The pricing gap: the cheapest complete platform (workout delivery plus payment collection with no transaction percentage) costs $52-60 per month. The proposed product at $35-39 per month fills the gap between QuickCoach's payment-free tool ($30) and PT Distinction's complete-but-pricier option ($60).
🌊 Blue Ocean Strategy
The proposed product's positioning is not "a cheaper version of everything." It is one very specific promise: you pay one flat monthly fee, we take no percentage of your client revenue, and your clients get a clean app to log workouts and pay their subscription.
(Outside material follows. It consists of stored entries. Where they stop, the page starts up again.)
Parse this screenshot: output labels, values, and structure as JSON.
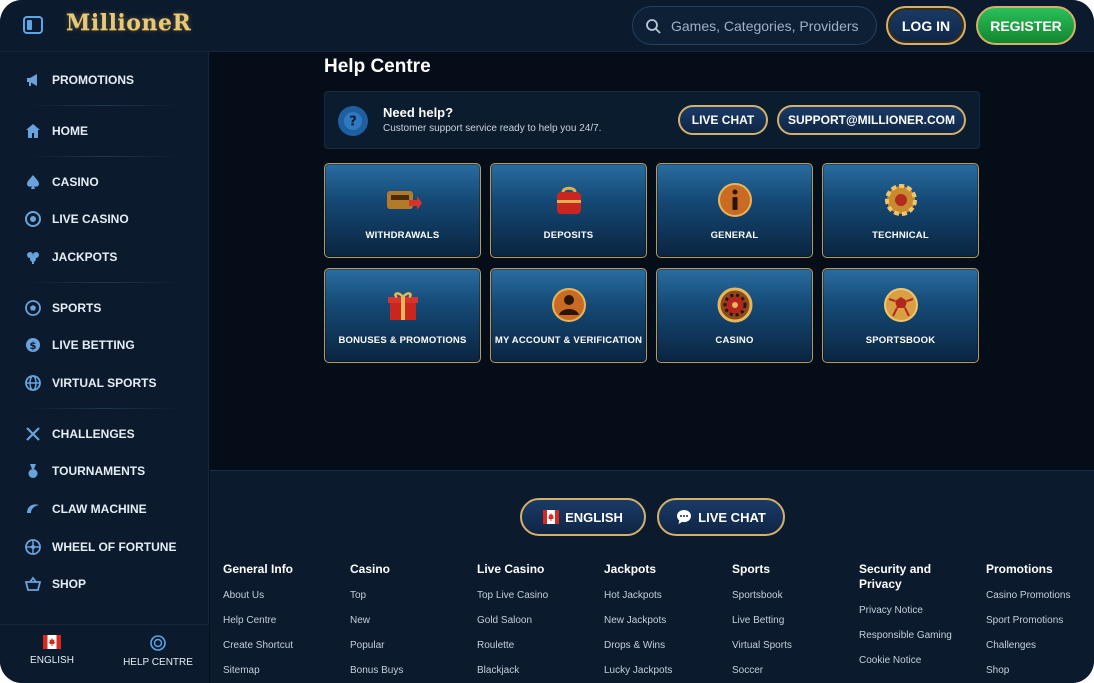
{
  "header": {
    "logo_text": "MillioneR",
    "search_placeholder": "Games, Categories, Providers",
    "login_label": "LOG IN",
    "register_label": "REGISTER"
  },
  "sidebar": {
    "items": [
      {
        "label": "PROMOTIONS",
        "icon": "megaphone-icon"
      },
      {
        "label": "HOME",
        "icon": "home-icon"
      },
      {
        "label": "CASINO",
        "icon": "spade-icon"
      },
      {
        "label": "LIVE CASINO",
        "icon": "casino-chip-icon"
      },
      {
        "label": "JACKPOTS",
        "icon": "clover-icon"
      },
      {
        "label": "SPORTS",
        "icon": "soccer-ball-icon"
      },
      {
        "label": "LIVE BETTING",
        "icon": "dollar-coin-icon"
      },
      {
        "label": "VIRTUAL SPORTS",
        "icon": "globe-icon"
      },
      {
        "label": "CHALLENGES",
        "icon": "crossed-swords-icon"
      },
      {
        "label": "TOURNAMENTS",
        "icon": "medal-icon"
      },
      {
        "label": "CLAW MACHINE",
        "icon": "claw-icon"
      },
      {
        "label": "WHEEL OF FORTUNE",
        "icon": "wheel-icon"
      },
      {
        "label": "SHOP",
        "icon": "basket-icon"
      }
    ],
    "bottom": {
      "language_label": "ENGLISH",
      "help_label": "HELP CENTRE"
    }
  },
  "main": {
    "title": "Help Centre",
    "help_bar": {
      "title": "Need help?",
      "subtitle": "Customer support service ready to help you 24/7.",
      "live_chat_label": "LIVE CHAT",
      "email_label": "SUPPORT@MILLIONER.COM"
    },
    "categories": [
      {
        "label": "WITHDRAWALS",
        "icon": "wallet-withdraw-icon"
      },
      {
        "label": "DEPOSITS",
        "icon": "bag-deposit-icon"
      },
      {
        "label": "GENERAL",
        "icon": "info-icon"
      },
      {
        "label": "TECHNICAL",
        "icon": "gear-icon"
      },
      {
        "label": "BONUSES & PROMOTIONS",
        "icon": "gift-icon"
      },
      {
        "label": "MY ACCOUNT & VERIFICATION",
        "icon": "user-icon"
      },
      {
        "label": "CASINO",
        "icon": "roulette-icon"
      },
      {
        "label": "SPORTSBOOK",
        "icon": "football-icon"
      }
    ]
  },
  "footer": {
    "language_button": "ENGLISH",
    "live_chat_button": "LIVE CHAT",
    "columns": [
      {
        "title": "General Info",
        "links": [
          "About Us",
          "Help Centre",
          "Create Shortcut",
          "Sitemap"
        ]
      },
      {
        "title": "Casino",
        "links": [
          "Top",
          "New",
          "Popular",
          "Bonus Buys"
        ]
      },
      {
        "title": "Live Casino",
        "links": [
          "Top Live Casino",
          "Gold Saloon",
          "Roulette",
          "Blackjack"
        ]
      },
      {
        "title": "Jackpots",
        "links": [
          "Hot Jackpots",
          "New Jackpots",
          "Drops & Wins",
          "Lucky Jackpots"
        ]
      },
      {
        "title": "Sports",
        "links": [
          "Sportsbook",
          "Live Betting",
          "Virtual Sports",
          "Soccer"
        ]
      },
      {
        "title": "Security and Privacy",
        "links": [
          "Privacy Notice",
          "Responsible Gaming",
          "Cookie Notice"
        ]
      },
      {
        "title": "Promotions",
        "links": [
          "Casino Promotions",
          "Sport Promotions",
          "Challenges",
          "Shop"
        ]
      }
    ]
  },
  "colors": {
    "gold_border": "#d4b06a",
    "register_green": "#1fa547",
    "background": "#07111f"
  }
}
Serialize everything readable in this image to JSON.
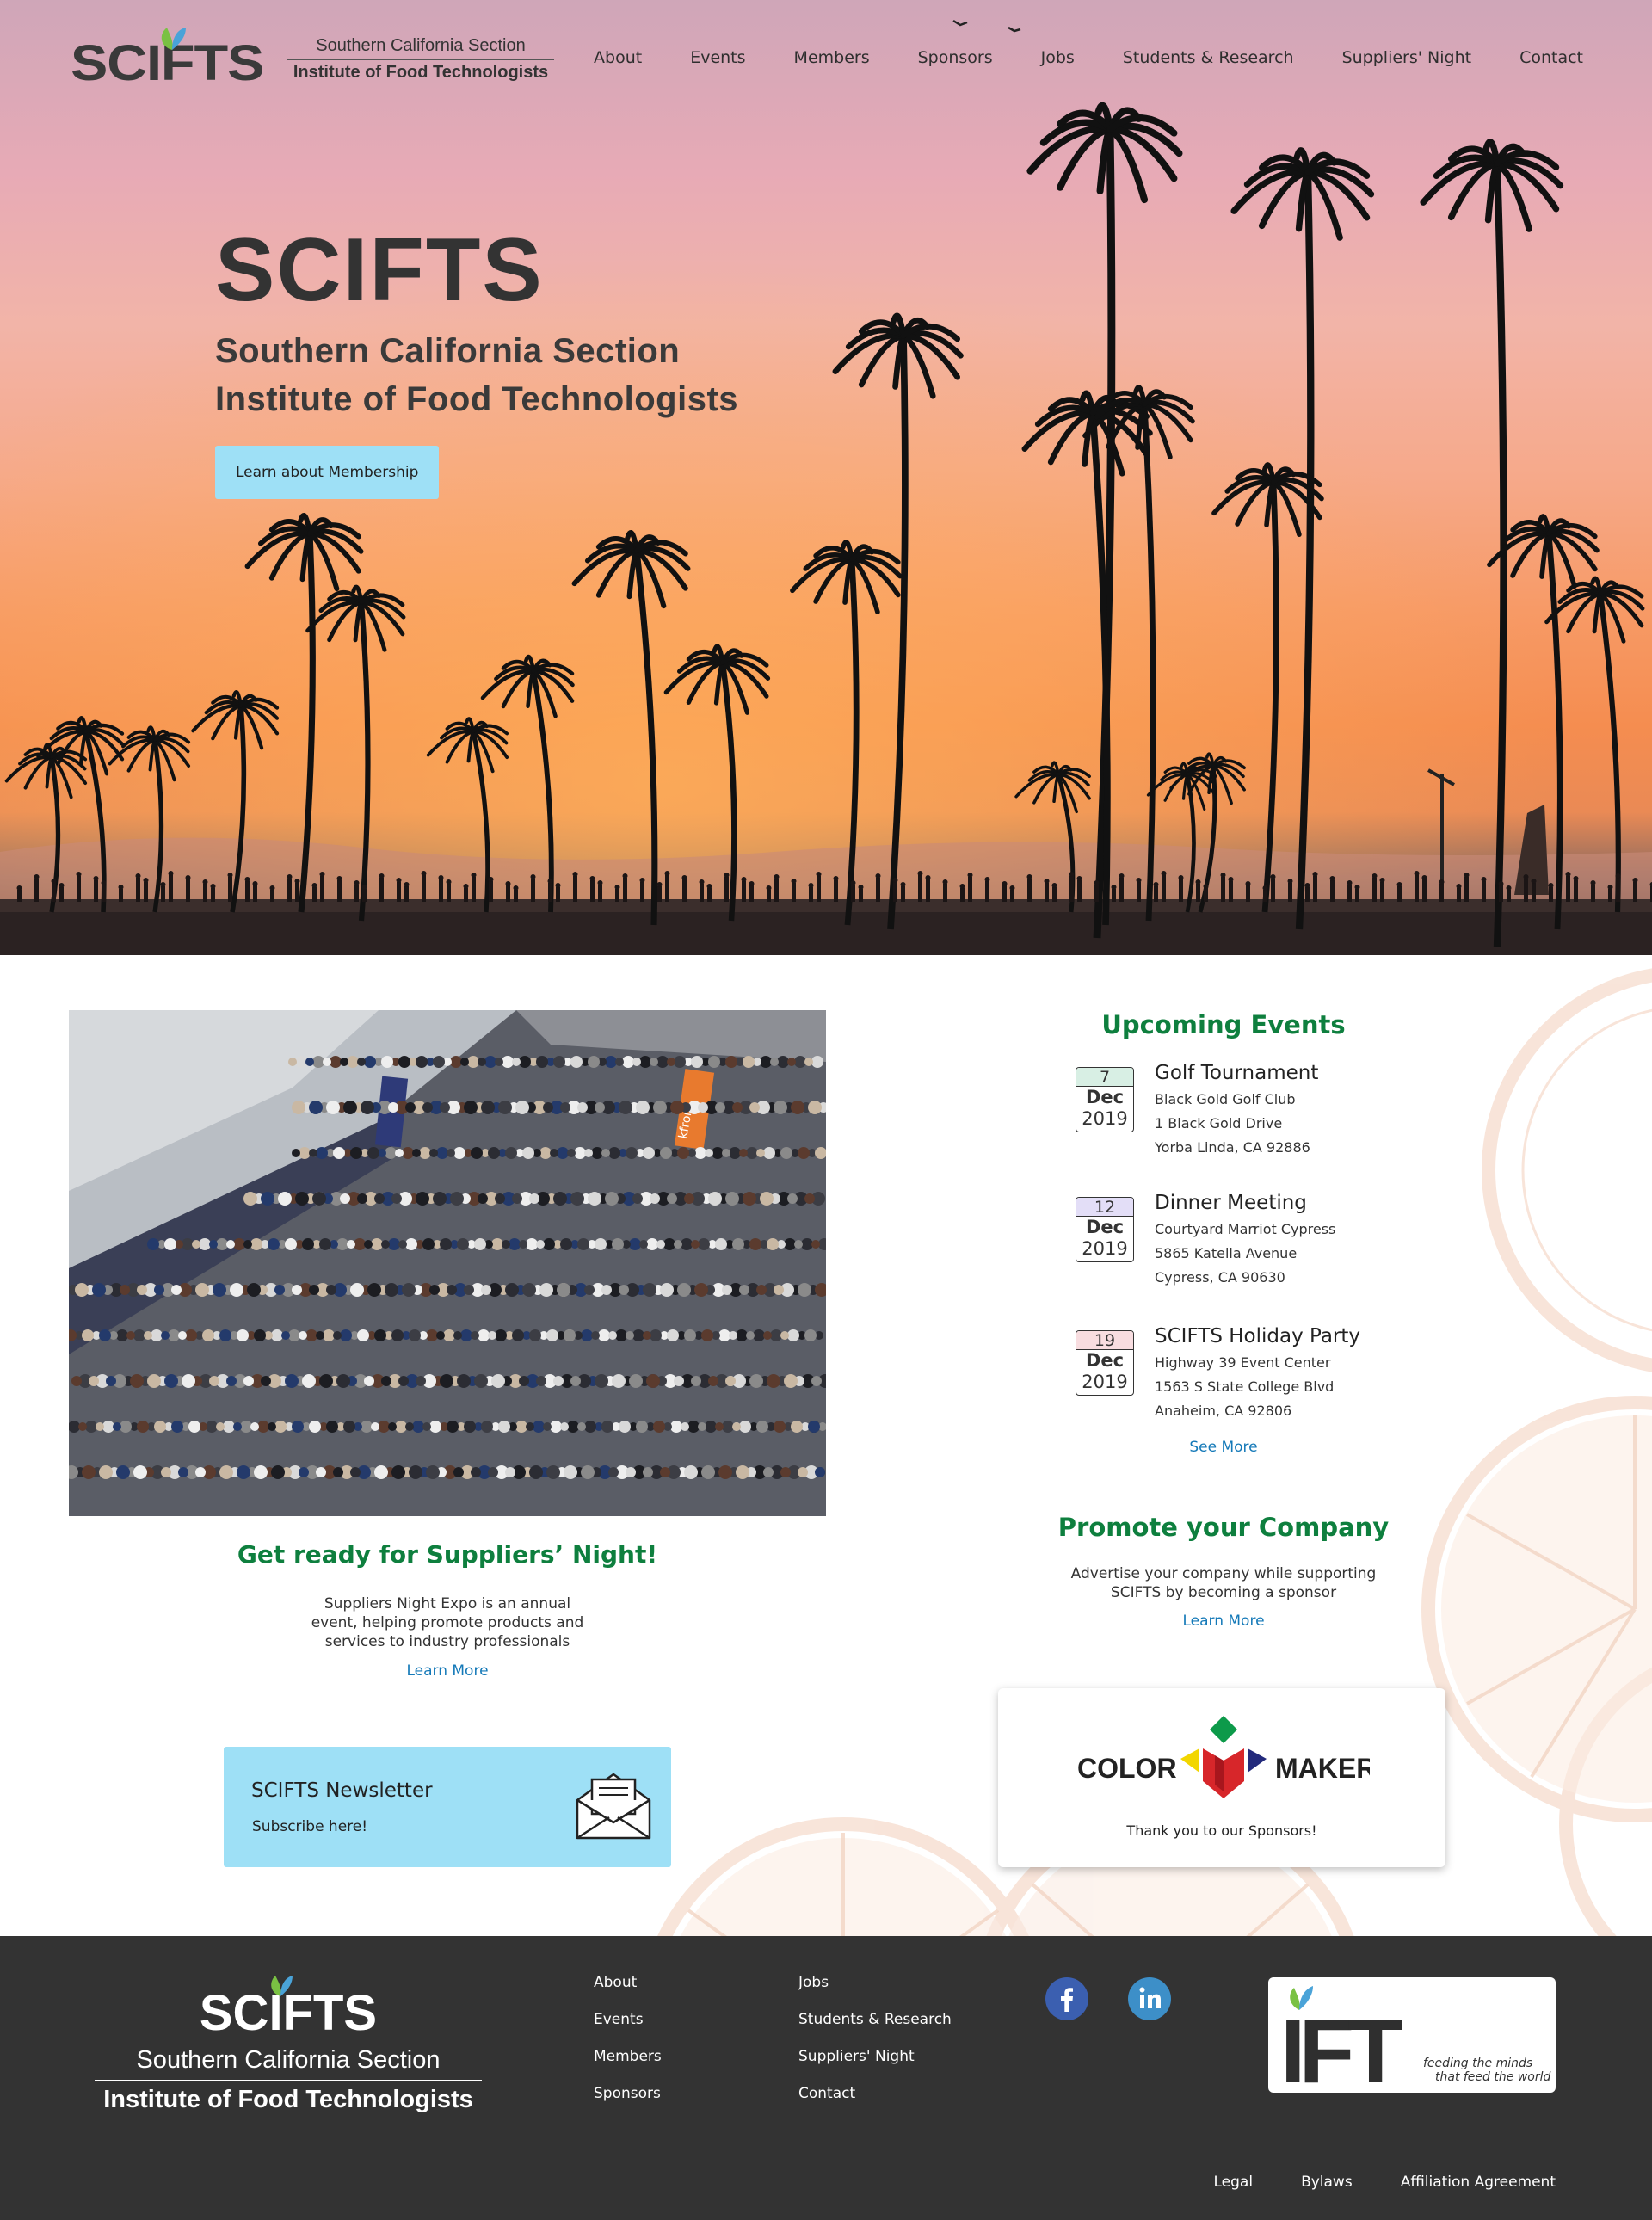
{
  "header": {
    "logo_mark": "SCIFTS",
    "logo_line1": "Southern California Section",
    "logo_line2": "Institute of Food Technologists",
    "nav": [
      "About",
      "Events",
      "Members",
      "Sponsors",
      "Jobs",
      "Students & Research",
      "Suppliers' Night",
      "Contact"
    ]
  },
  "hero": {
    "title": "SCIFTS",
    "subtitle_line1": "Southern California Section",
    "subtitle_line2": "Institute of Food Technologists",
    "cta_label": "Learn about Membership"
  },
  "suppliers_night": {
    "title": "Get ready for Suppliers’ Night!",
    "description": "Suppliers Night Expo is an annual event, helping promote products and services to industry professionals",
    "link_label": "Learn More",
    "banner_text": "kfront"
  },
  "newsletter": {
    "title": "SCIFTS Newsletter",
    "subtitle": "Subscribe here!"
  },
  "upcoming_events": {
    "title": "Upcoming Events",
    "events": [
      {
        "day": "7",
        "month": "Dec",
        "year": "2019",
        "name": "Golf Tournament",
        "line1": "Black Gold Golf Club",
        "line2": "1 Black Gold Drive",
        "line3": "Yorba Linda, CA 92886",
        "cal_color": "#d8efe4"
      },
      {
        "day": "12",
        "month": "Dec",
        "year": "2019",
        "name": "Dinner Meeting",
        "line1": "Courtyard Marriot Cypress",
        "line2": "5865 Katella Avenue",
        "line3": "Cypress, CA 90630",
        "cal_color": "#e3def7"
      },
      {
        "day": "19",
        "month": "Dec",
        "year": "2019",
        "name": "SCIFTS Holiday Party",
        "line1": "Highway 39 Event Center",
        "line2": "1563 S State College Blvd",
        "line3": "Anaheim, CA 92806",
        "cal_color": "#f8dde0"
      }
    ],
    "see_more_label": "See More"
  },
  "promote": {
    "title": "Promote your Company",
    "description": "Advertise your company while supporting SCIFTS by becoming a sponsor",
    "link_label": "Learn More"
  },
  "sponsor": {
    "logo_left": "COLOR",
    "logo_right": "MAKER",
    "thanks": "Thank you to our Sponsors!"
  },
  "footer": {
    "logo_mark": "SCIFTS",
    "logo_line1": "Southern California Section",
    "logo_line2": "Institute of Food Technologists",
    "col1": [
      "About",
      "Events",
      "Members",
      "Sponsors"
    ],
    "col2": [
      "Jobs",
      "Students & Research",
      "Suppliers' Night",
      "Contact"
    ],
    "social": [
      "facebook-icon",
      "linkedin-icon"
    ],
    "ift_logo_text": "IFT",
    "ift_tagline1": "feeding the minds",
    "ift_tagline2": "that feed the world",
    "legal": [
      "Legal",
      "Bylaws",
      "Affiliation Agreement"
    ]
  },
  "colors": {
    "accent_green": "#0e7f3e",
    "link_blue": "#1479b8",
    "cta_blue": "#9ee0f6",
    "footer_bg": "#333333"
  }
}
The category has trained buyers to expect hidden costs. Every platform comparison in the Reddit threads returns to the question "but what's the actual total cost." A tool that leads with "flat $39 per month, no percentage cuts, your Stripe account pays out directly to you" is differentiated before a single feature is mentioned.
Additional blue ocean angles:
Built for coaches under 50 clients. Every incumbent either has a client cap that penalizes growth (QuickCoach excepted) or was built for gym-scale operations and adapted downward. The proposed product is designed from day one for the trainer with 10-40 clients, with no enterprise features that add complexity without benefit.
Revenue transparency. At onboarding, show the trainer exactly what their annual platform cost will be at their current and projected client volume, compared to what they'd pay on TrueCoach with the 5% fee. This calculator is a sales tool and a trust signal.
Direct Stripe integration. The platform processes payments through the trainer's own Stripe account, not through a platform-managed pool. This means client payments appear in the trainer's Stripe dashboard immediately, with no waiting for platform payouts.
Exercise library with video. The cheapest platforms at this price point often lack a searchable exercise video library. Including one -- even with 400-800 exercises at launch -- removes a common reason trainers cite for choosing Trainerize or TrueCoach.